- Country: Australia;
- Location: Kangiara;
- Coordinates: 34°34′S 148°47′E﻿ / ﻿34.56°S 148.79°E
- Status: Operational
- Commission date: 2023;
- Owner: CWP Renewables;
- Operator: CWP Renewables;

Wind farm
- Type: Onshore;
- Hub height: 120.9 m (397 ft);
- Rotor diameter: 158 m (518 ft);

Power generation
- Nameplate capacity: 244 MW;
- Annual net output: 748 GWh;

External links
- Website: bangowindfarm.com.au

= Bango Wind Farm =

Wind farm in New South Wales, Australia

Bango Wind Farm is a wind farm in the Australian state of New South Wales. It was developed by CWP Renewables between the towns of Yass and Boorowa. Construction began in August 2019 and became fully operational in 2023.
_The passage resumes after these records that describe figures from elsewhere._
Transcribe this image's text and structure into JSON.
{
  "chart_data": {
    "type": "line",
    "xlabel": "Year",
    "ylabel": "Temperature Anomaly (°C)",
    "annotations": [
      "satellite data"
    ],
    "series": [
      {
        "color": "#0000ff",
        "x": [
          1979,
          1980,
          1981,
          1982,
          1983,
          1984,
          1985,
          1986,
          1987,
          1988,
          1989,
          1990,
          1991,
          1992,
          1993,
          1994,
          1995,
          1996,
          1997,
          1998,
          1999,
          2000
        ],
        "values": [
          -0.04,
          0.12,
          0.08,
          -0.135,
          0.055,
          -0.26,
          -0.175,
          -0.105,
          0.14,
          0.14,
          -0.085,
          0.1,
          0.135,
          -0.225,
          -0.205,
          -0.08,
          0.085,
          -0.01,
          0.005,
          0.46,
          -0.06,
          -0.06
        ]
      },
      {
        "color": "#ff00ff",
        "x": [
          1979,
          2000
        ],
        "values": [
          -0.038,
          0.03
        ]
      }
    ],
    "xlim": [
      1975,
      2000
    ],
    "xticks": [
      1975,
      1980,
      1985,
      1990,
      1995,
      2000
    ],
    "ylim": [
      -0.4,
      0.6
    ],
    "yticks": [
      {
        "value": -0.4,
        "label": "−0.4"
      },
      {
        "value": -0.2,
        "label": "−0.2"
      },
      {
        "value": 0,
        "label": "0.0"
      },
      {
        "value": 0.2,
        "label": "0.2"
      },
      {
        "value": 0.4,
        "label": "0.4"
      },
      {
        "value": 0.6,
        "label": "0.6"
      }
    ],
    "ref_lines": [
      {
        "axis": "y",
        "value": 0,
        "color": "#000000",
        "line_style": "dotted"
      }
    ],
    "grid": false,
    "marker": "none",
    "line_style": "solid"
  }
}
The wind farm consists of 46 wind turbines. They are GE turbines which generate up to 5.3 MW each, for a total rated capacity of 244 MW. The wind farm has an offtake agreement with Snowy Hydro for 100MW of its generation. It has another agreement to supply electricity to Woolworths to supply over 100 supermarkets.

The tower for each wind turbine is 120.9 m high. It is delivered and constructed in five sections. It has both a ladder and a lift from the entrance door to the nacelle.